The good agreement between measured/inferred VS and modelled VS from Fig. 17 and Fig. 18 indicates that the use of vertical 1D SH TFs is appropriate over the 800 m from reference rock horizon to surface. The velocity models determined for the reference to surface produce remarkably similar TFs to those empirically observed in earthquake signals.

5 Conclusions

A fieldwork campaign was conducted in the Groningen gas field to determine in situ VS to approximately 30 m depth for the purpose of reducing uncertainty in the ground motion model for induced earthquakes. A suite of field techniques was used and existing techniques were extended. For example, the SCPT procedure was adjusted to take measurements at stratigraphy boundaries in order to sample each layer (especially peat) in sufficient detail and to avoid contamination of the measured VS by the under- or overlying soil layer. We added source offsets to the SCPT (OSCPT) at 1 to 20 m from the cone location to be able to perform tomography of VS. This provided insights regarding spatial variations of VS and representativeness of any individual SCPT.

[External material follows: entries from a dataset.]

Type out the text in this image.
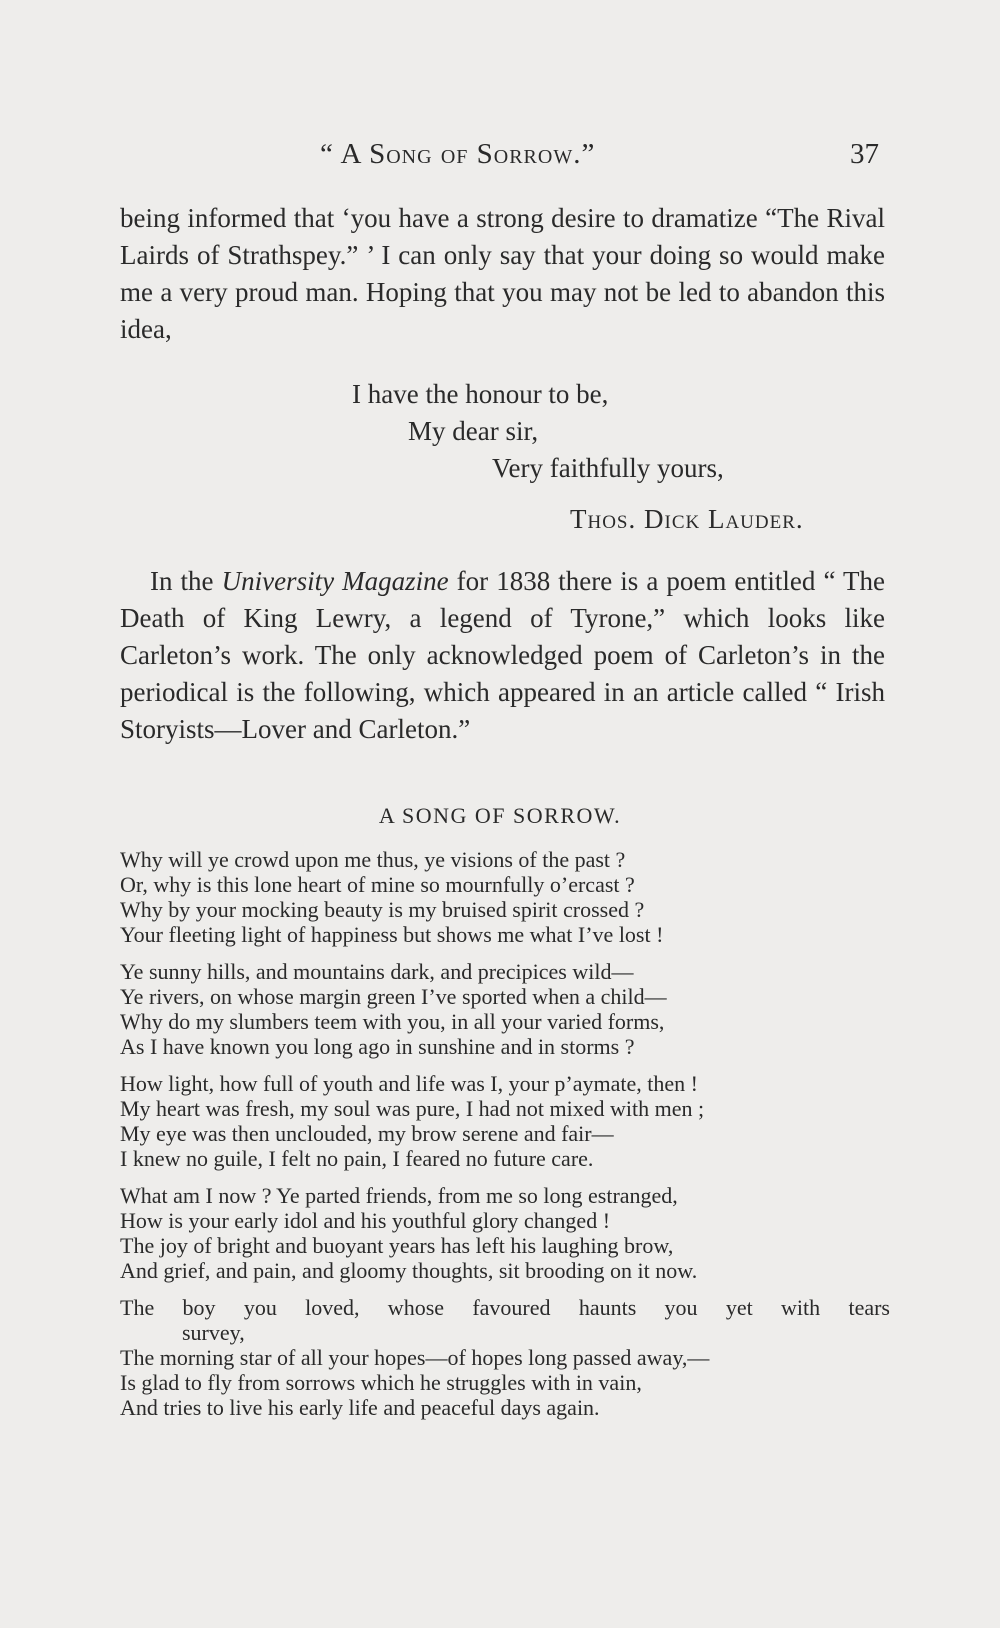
“ A Song of Sorrow.”	37

being informed that ‘you have a strong desire to dramatize “The Rival Lairds of Strathspey.” ’ I can only say that your doing so would make me a very proud man. Hoping that you may not be led to abandon this idea,

I have the honour to be,
My dear sir,
Very faithfully yours,
Thos. Dick Lauder.

In the University Magazine for 1838 there is a poem entitled “ The Death of King Lewry, a legend of Tyrone,” which looks like Carleton’s work. The only acknowledged poem of Carleton’s in the periodical is the following, which appeared in an article called “ Irish Storyists—Lover and Carleton.”

A SONG OF SORROW.
Why will ye crowd upon me thus, ye visions of the past ?
Or, why is this lone heart of mine so mournfully o’ercast ?
Why by your mocking beauty is my bruised spirit crossed ?
Your fleeting light of happiness but shows me what I’ve lost !
Ye sunny hills, and mountains dark, and precipices wild—
Ye rivers, on whose margin green I’ve sported when a child—
Why do my slumbers teem with you, in all your varied forms,
As I have known you long ago in sunshine and in storms ?
How light, how full of youth and life was I, your p’aymate, then !
My heart was fresh, my soul was pure, I had not mixed with men ;
My eye was then unclouded, my brow serene and fair—
I knew no guile, I felt no pain, I feared no future care.
What am I now ? Ye parted friends, from me so long estranged,
How is your early idol and his youthful glory changed !
The joy of bright and buoyant years has left his laughing brow,
And grief, and pain, and gloomy thoughts, sit brooding on it now.
The boy you loved, whose favoured haunts you yet with tears
survey,
The morning star of all your hopes—of hopes long passed away,—
Is glad to fly from sorrows which he struggles with in vain,
And tries to live his early life and peaceful days again.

The cross-hole tomography also showed that there is heterogeneity on spatial scales of one to several metres. For example, the jump in VS associated with the transition between Holocene and Pleistocene deposits varies in depth by several metres over a horizontal distance of 25 m. The cross-hole tomography is very suitable to investigate spatial variation of VP and VS properties.

The MASW analysis consisted of both active and ambient noise data acquisition and various methods of processing. The classic MASW processing of the offset gather of the array resulted in the large scale VS structures at the station sites. The passive and the MASW dispersion characteristics matched well. However, the microtremor array data did not significantly extend the bandwidth of the dispersion data relative to the MASW at our sites. This could be improved by including lower frequency geophones and ambient noise data collection for a longer period of time. The CMPcc approach on the MASW data indicated the lateral variability of VS along the full array.

We made a pragmatic choice to achieve the final VS profile at each station, using the SCPT, only substituting by the MASW value when the SCPT was unreliable. The comparison between the measured VS and the modelled VS that was used for site response analysis shows an excellent match. The correspondence between the VS from seismic interferometry and the modelled VS agrees very well. The measured VS profiles significantly enhanced the ground motion model derivation by using them to deconvolve the recorded motions from the Groningen earthquake database to the reference baserock horizon.